Last week I wrote a blog post on how to pass the dreaded data science take home challenge. You can read the full blog post on Medium, but I wanted to summarize my tips into something succinct for anyone that's looking for help on their data science take home challenges.
1. Understand expectations
It’s difficult to push against acompany who is interviewing you or going to be interviewing you. But understanding the full expectations of the data science take-home challenge will be the key to passing it successfully.
Here's an email template to use with the recruiter.
Hi Recruiter’s Name,
Thanks for sending over the take-home assignment. I’m excited to start it and will be sure to send it back in X days with my completed solution.
Additionally, I was wondering if I could be provided with a set of general guidelines on how the assignment will be graded. I definitely want to be sure I’m focusing and demonstrating the correct skillset for the take-home and not accidentally going down a rabbit hole.
Lastly, I would really appreciate it if after I send in my take-home assignment that I could get some feedback on it, regardless of whether or not I move on in the interview process. It would really mean a lot to understand what I did wrong or where I excelled for my own technical growth.
2. State assumptions everywhere
Try to immediately tally up a list of questions that you can send to the recruiter/hiring manager after receiving the take-home challenge. Even after getting answers to your questions or receiving no answer, make sure to then state your assumptions in your take-home challenge. What do I mean by that?
What if you decide to only use a naive imputation model to fill in missing values instead of an advanced technique? State it. Write it in a comment. Do something where they understand your limitations to the amount of time you’re spending on the assignment.
Write up everything that you think needs to be known to your grader. Hiring managers forgot how long it took to write code and build models. They’re managers. They don’t write code.
3. Do the modeling basics
Here’s a general checklist that will probably take you at least a minimum of three hours.
- Data cleaning
- Minimal feature selection
- Impute missing values
- Create a classification pipeline
- Try training with a couple of sci-kit learn classifiers
- Tune hyperparameters with grid-search
Boom. Now your implementation will reach the general minimal baseline of what they’re expecting. Dependent on how long you work on feature selection, it could go plus or minus an extra two to three hours.

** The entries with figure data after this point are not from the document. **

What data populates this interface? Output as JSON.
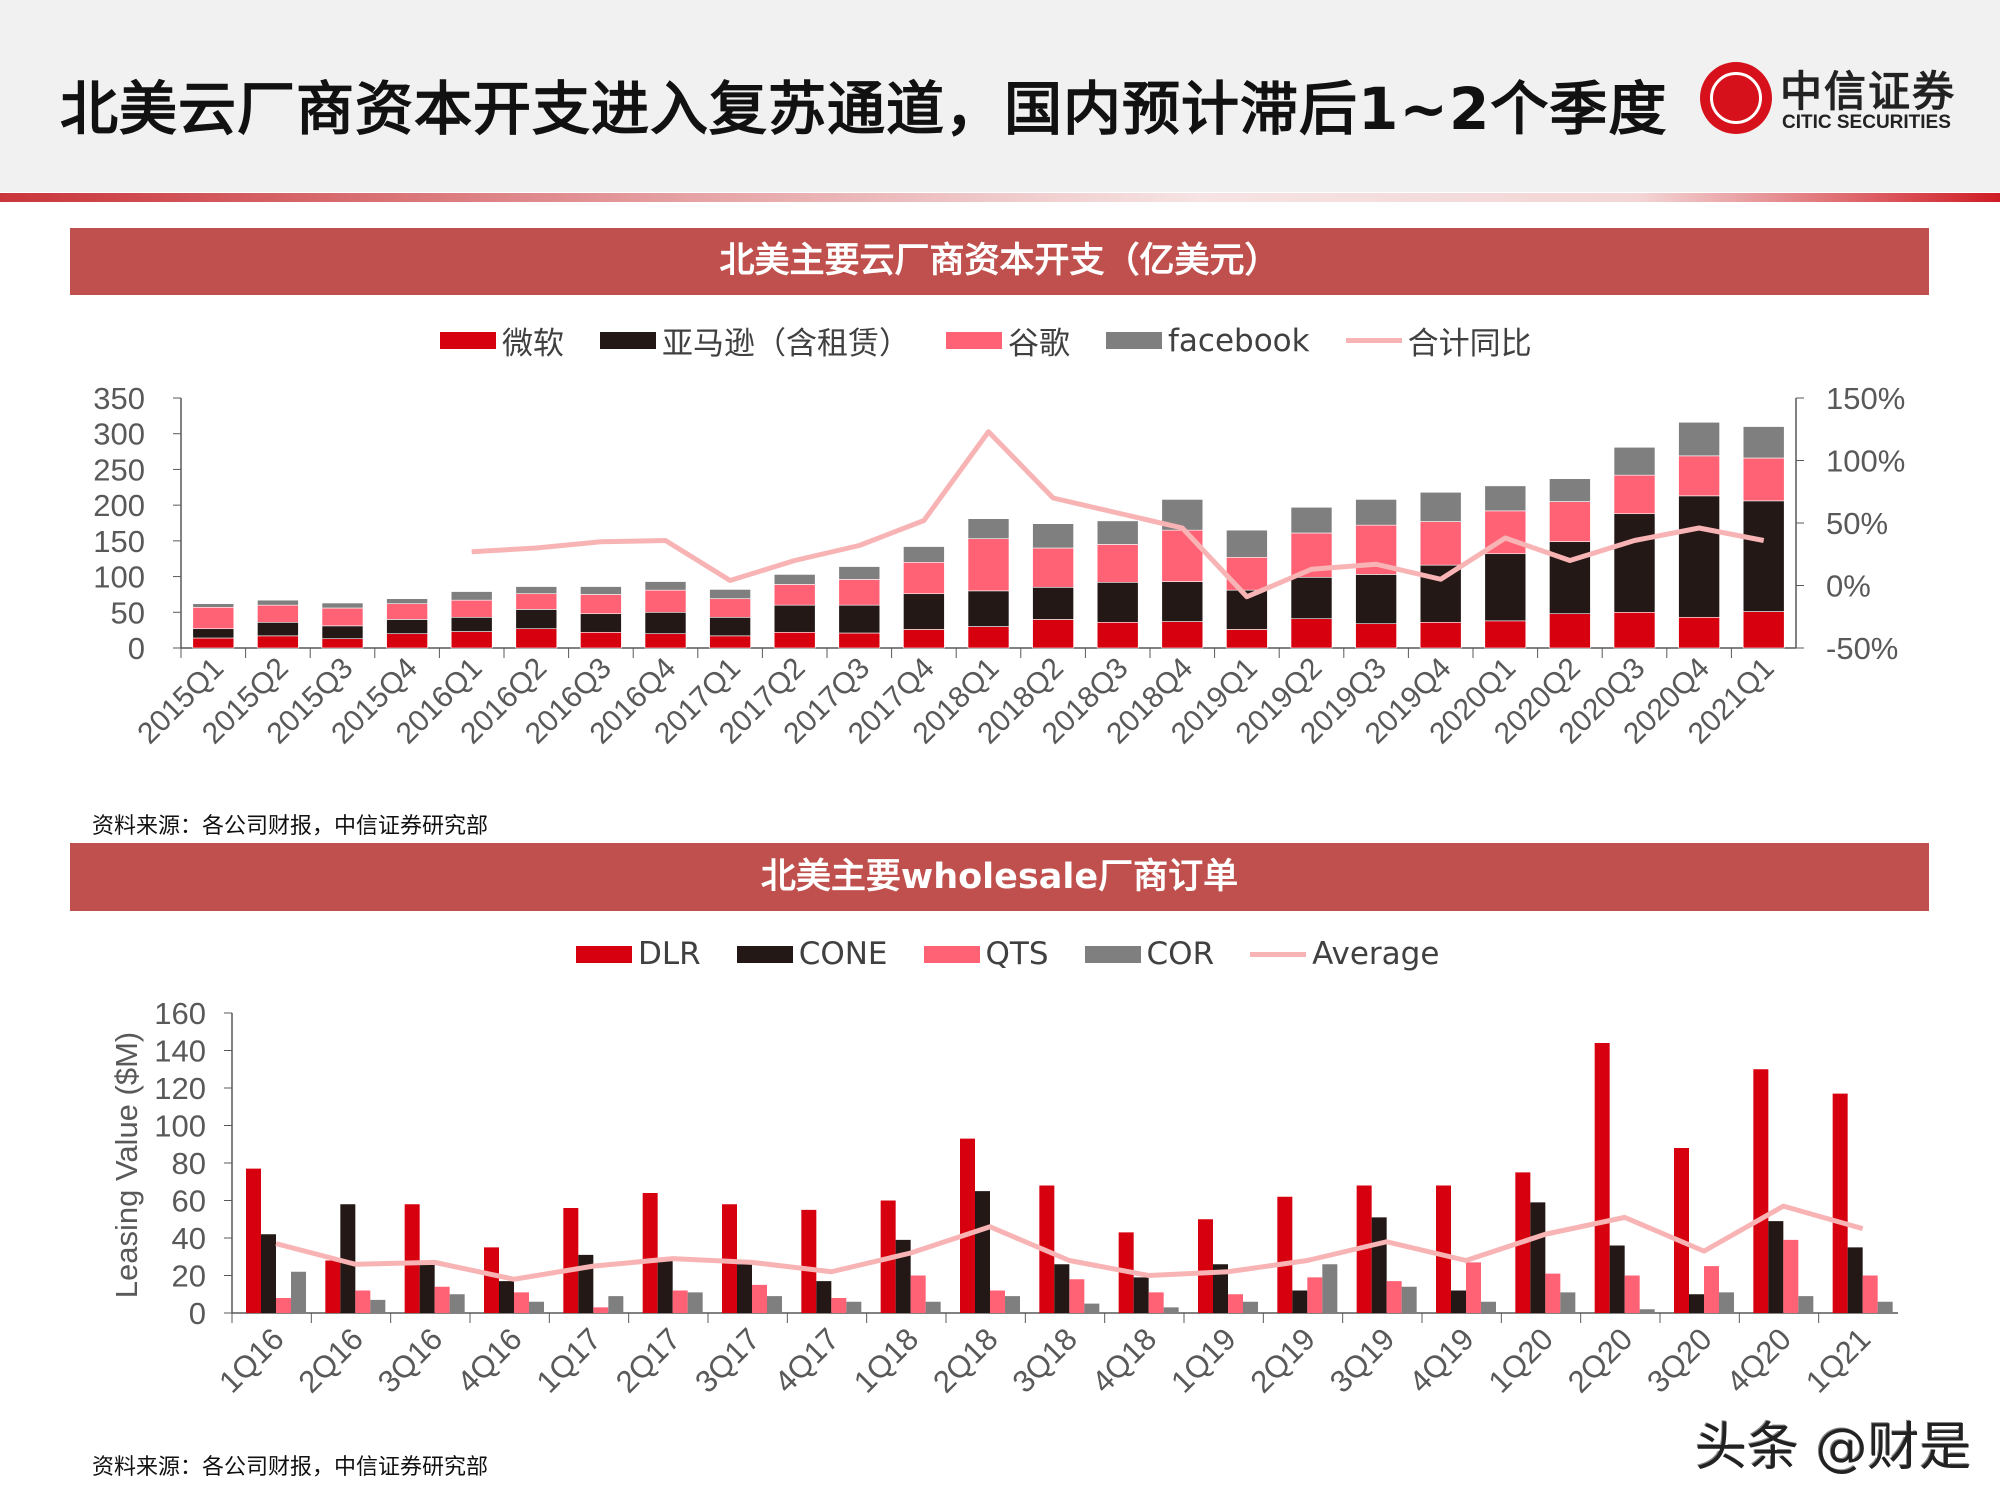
{
  "header": {
    "title": "北美云厂商资本开支进入复苏通道，国内预计滞后1~2个季度",
    "logo_cn": "中信证券",
    "logo_en": "CITIC SECURITIES"
  },
  "colors": {
    "red": "#d7000f",
    "black": "#231815",
    "pink": "#ff6275",
    "gray": "#7f7f7f",
    "line": "#f8b4b4",
    "band": "#c0504d"
  },
  "watermark": "头条 @财是",
  "chart_data": [
    {
      "type": "bar",
      "stacked": true,
      "title": "北美主要云厂商资本开支（亿美元）",
      "legend_position": "top",
      "categories": [
        "2015Q1",
        "2015Q2",
        "2015Q3",
        "2015Q4",
        "2016Q1",
        "2016Q2",
        "2016Q3",
        "2016Q4",
        "2017Q1",
        "2017Q2",
        "2017Q3",
        "2017Q4",
        "2018Q1",
        "2018Q2",
        "2018Q3",
        "2018Q4",
        "2019Q1",
        "2019Q2",
        "2019Q3",
        "2019Q4",
        "2020Q1",
        "2020Q2",
        "2020Q3",
        "2020Q4",
        "2021Q1"
      ],
      "series": [
        {
          "name": "微软",
          "values": [
            14,
            17,
            13,
            20,
            23,
            27,
            22,
            20,
            17,
            22,
            21,
            26,
            30,
            40,
            36,
            37,
            26,
            41,
            34,
            36,
            38,
            48,
            50,
            43,
            51
          ]
        },
        {
          "name": "亚马逊（含租赁）",
          "values": [
            13,
            19,
            18,
            20,
            20,
            27,
            26,
            30,
            26,
            38,
            39,
            50,
            50,
            45,
            56,
            56,
            55,
            58,
            69,
            80,
            94,
            101,
            138,
            170,
            155
          ]
        },
        {
          "name": "谷歌",
          "values": [
            30,
            24,
            25,
            22,
            24,
            22,
            27,
            31,
            26,
            29,
            36,
            44,
            73,
            55,
            53,
            72,
            46,
            62,
            69,
            61,
            60,
            56,
            54,
            56,
            60
          ]
        },
        {
          "name": "facebook",
          "values": [
            5,
            7,
            7,
            7,
            12,
            10,
            11,
            12,
            13,
            14,
            18,
            22,
            28,
            34,
            33,
            43,
            38,
            36,
            36,
            41,
            35,
            32,
            39,
            47,
            44
          ]
        },
        {
          "name": "合计同比",
          "type": "line",
          "axis": "right",
          "values": [
            null,
            null,
            null,
            null,
            27,
            30,
            35,
            36,
            4,
            20,
            32,
            52,
            123,
            70,
            58,
            46,
            -9,
            13,
            17,
            5,
            38,
            20,
            36,
            46,
            36
          ]
        }
      ],
      "y_left": {
        "range": [
          0,
          350
        ],
        "ticks": [
          "0",
          "50",
          "100",
          "150",
          "200",
          "250",
          "300",
          "350"
        ]
      },
      "y_right": {
        "range": [
          -50,
          150
        ],
        "ticks": [
          "-50%",
          "0%",
          "50%",
          "100%",
          "150%"
        ]
      },
      "source": "资料来源：各公司财报，中信证券研究部"
    },
    {
      "type": "bar",
      "title": "北美主要wholesale厂商订单",
      "legend_position": "top",
      "ylabel": "Leasing Value ($M)",
      "categories": [
        "1Q16",
        "2Q16",
        "3Q16",
        "4Q16",
        "1Q17",
        "2Q17",
        "3Q17",
        "4Q17",
        "1Q18",
        "2Q18",
        "3Q18",
        "4Q18",
        "1Q19",
        "2Q19",
        "3Q19",
        "4Q19",
        "1Q20",
        "2Q20",
        "3Q20",
        "4Q20",
        "1Q21"
      ],
      "series": [
        {
          "name": "DLR",
          "values": [
            77,
            28,
            58,
            35,
            56,
            64,
            58,
            55,
            60,
            93,
            68,
            43,
            50,
            62,
            68,
            68,
            75,
            144,
            88,
            130,
            117
          ]
        },
        {
          "name": "CONE",
          "values": [
            42,
            58,
            26,
            17,
            31,
            28,
            26,
            17,
            39,
            65,
            26,
            19,
            26,
            12,
            51,
            12,
            59,
            36,
            10,
            49,
            35
          ]
        },
        {
          "name": "QTS",
          "values": [
            8,
            12,
            14,
            11,
            3,
            12,
            15,
            8,
            20,
            12,
            18,
            11,
            10,
            19,
            17,
            27,
            21,
            20,
            25,
            39,
            20
          ]
        },
        {
          "name": "COR",
          "values": [
            22,
            7,
            10,
            6,
            9,
            11,
            9,
            6,
            6,
            9,
            5,
            3,
            6,
            26,
            14,
            6,
            11,
            2,
            11,
            9,
            6
          ]
        },
        {
          "name": "Average",
          "type": "line",
          "values": [
            37,
            26,
            27,
            18,
            25,
            29,
            27,
            22,
            32,
            46,
            28,
            20,
            22,
            28,
            38,
            28,
            42,
            51,
            33,
            57,
            45
          ]
        }
      ],
      "y": {
        "range": [
          0,
          160
        ],
        "ticks": [
          "0",
          "20",
          "40",
          "60",
          "80",
          "100",
          "120",
          "140",
          "160"
        ]
      },
      "source": "资料来源：各公司财报，中信证券研究部"
    }
  ]
}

4. Make the take-home challenge readable
Here’s a great guide towards code organization and readability for data scientists. It’s about structuring your project in an easy to digestible manner. I stumbled upon this randomly but it completely makes sense. The Cookiecutter data science framework allows for a standardized process for data science projects. Taken directly from their website:
- Collaborate more easily with you on this analysis
- Learn from your analysis about the process and the domain
- Feel confident in the conclusions at which the analysis arrives
I will note that it will definitely take you more than a few hours to organize your project with the complete format. But then again you already understood the cost when you decided to do a data science take-home assignment.
5. Write Tests and Comments
Did I mention documenting everything in your head onto paper? That includes writing comments and testing your code if it’s applicable. Readability is as important as the efficiency of your code and if you write nice comment blocks on each function, it will help communicate how your code should function and why you re-factored it the way you did. Follow the general Python conventions to make sure you’re solid.
6. Summarize your thought process in under 500 words!
Remember in high school English when all papers consisted of an introduction, content, and then conclusion, which repeated the introduction. Do that but in under 500 words. At the end of the day, the most likely scenario is that the person looking at your take-home assignment will spend a grand total of five minutes of their time understanding it before moving on back to browsing Reddit. You want to make it as easy as possible for them to understand your data science take-home challenge as being the best possible take-home challenge ever.